As I began down the easy West slopes of the pass I made use of a faint use trail. Dropping to the lake below I was debating on which shore line to take. A potential cliff which I would have to climb around or a nasty snow slope offering disastrous consequences if one should fall. I chose the former and was not disappointed.

This choke point of the route is the most obvious yet tedious on sharp rocks. It's not until the final drop to Martha Lake that you have to make a decision about how to drop down past a small mess of cliff bands. While on my way down the rain finally began to fall and I caught site of a lone man hiking quickly along Martha Lake. From this distance he looks like Aragorn from Lord of the Rings since he had a large cape like rain coat on as he moved quickly along.

As quickly as the rain came it went as I hiked along Martha Lake. I came across a nice pair of trekking poles leaning against a rock. I thought perhaps Aragorn was camped near by and they belonged to him so I left them.

I made my way down the San Joaquin to the same campsite below the fire line I had used the year before. Before getting there however I caught up to Strider who had returned to camp and his wife. Chatting it up with them they asked me if I had seen some trekking poles and they weren't too happy about hiking miles back to the lake to get them in the morning.

The next day was far less eventful as I figured making my way all the way out to Florence was not practical in regards to getting anywhere on the road so I just hiked down to the Blayney Hot springs. In the evening I put a change of clothes on a rock outside my tent and set out for the springs. When I got out in the river I looked up to see the sky had clouded over completely again. That is not good I thought...Maybe I should return to put my clothes away but decided to keep going. While in the hot spring by myself all hell broke loose! Rain and hail began pouring down. Lightning bolts were flying right over head! What an awesome place to watch the storm I thought as a massive bolt struck the hill side in front of me and the whole area around it glowed for a second. I couldn't have been happier until I returned to my camp in the dark to find my clean clothes soaking wet.

The next morning I made my way out to the Ferry landing and tried to radio for a pickup but there was no response. Over the next couple of hours a group formed and I secured a ride with them at least to the junction heading for Vermillion. Once there I took to the road. Although plenty of cars drove past me in which I would step off the road since their was no room I made no effort to signal for a ride. Once I had passed the junction to Mono Hot springs a car came pulling up with a familiar face in it. The young girl asks me "are you Chris Ryerson?". It took me a moment to remember Marie from VVR the year before. Her and Brian gave me a ride the rest of the way getting me there by lunch time.

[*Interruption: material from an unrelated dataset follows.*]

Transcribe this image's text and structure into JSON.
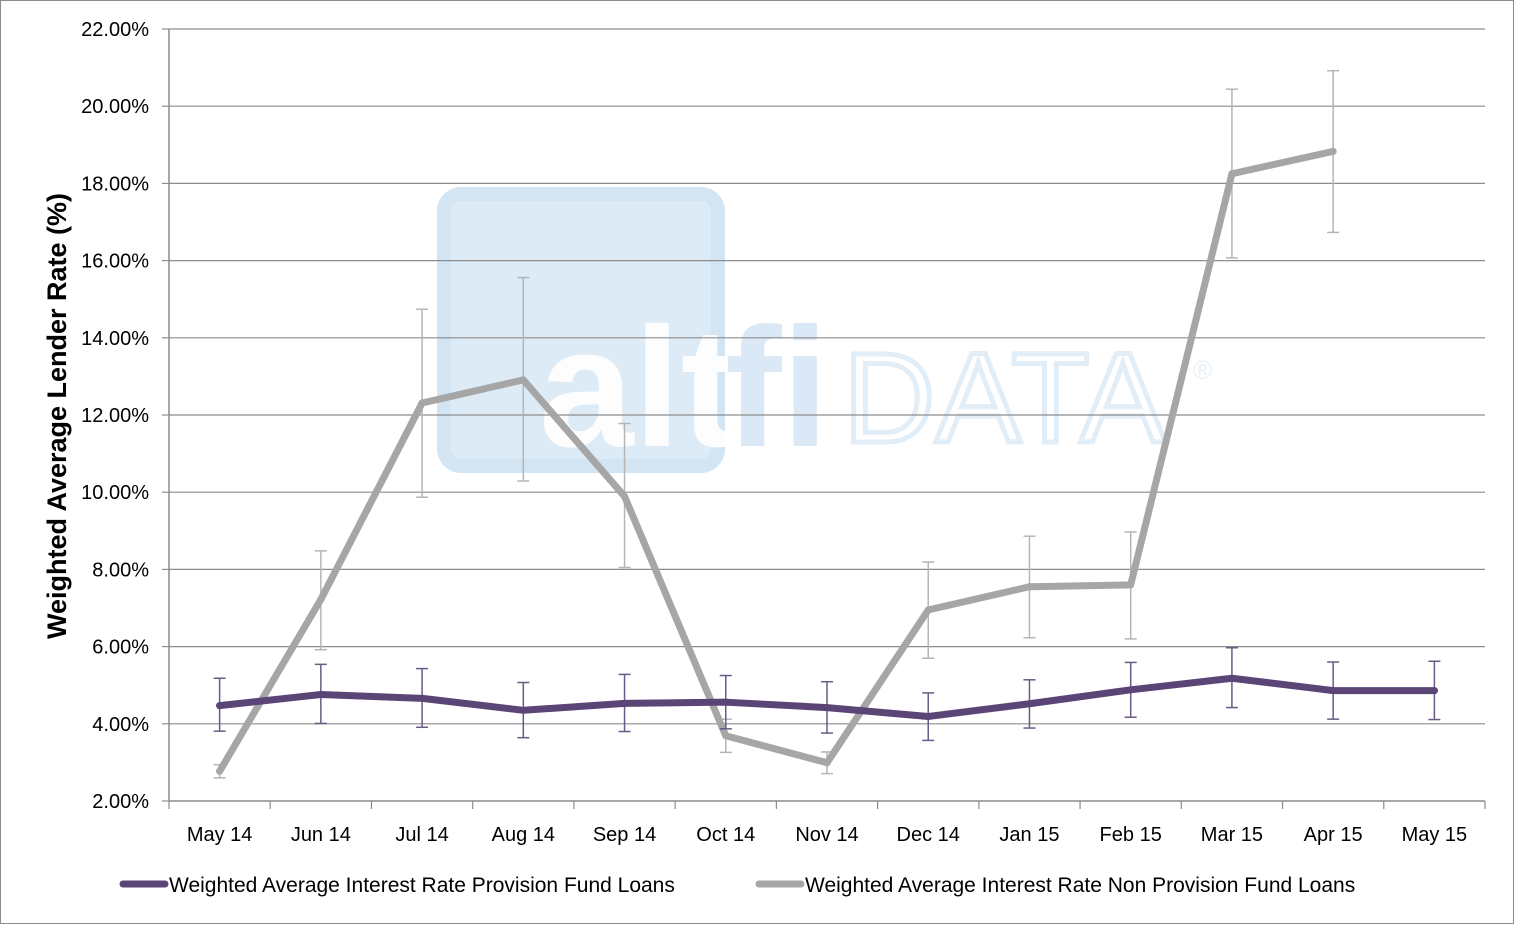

Since it was Saturday other than the food logistically it was not ideal. I decided to order a Canon G1X and use over night mail. When ordering a 40 dollar spare battery it cost 50 dollars to ship over night! This still meant that it would not ship until Monday, arrive at my house Tuesday and my grandmother brought it up Wednesday. When she arrived she exclaimed that if she had known the road was that horrible to get here she would never have came. I got her a trailer to stay and tomorrow I would return to my route with a fresh new and better camera and 1600 dollars less in funds.

On her way out she gave me a ride to Florence Lake and I caught the Ferry across. Sky Crane helicopters were battling a fire burning near by from the lightning the night I was in the hot springs. Due to how all the mileage worked out I only made my way back to the Blayney Hot springs and ended another week in the Sierra.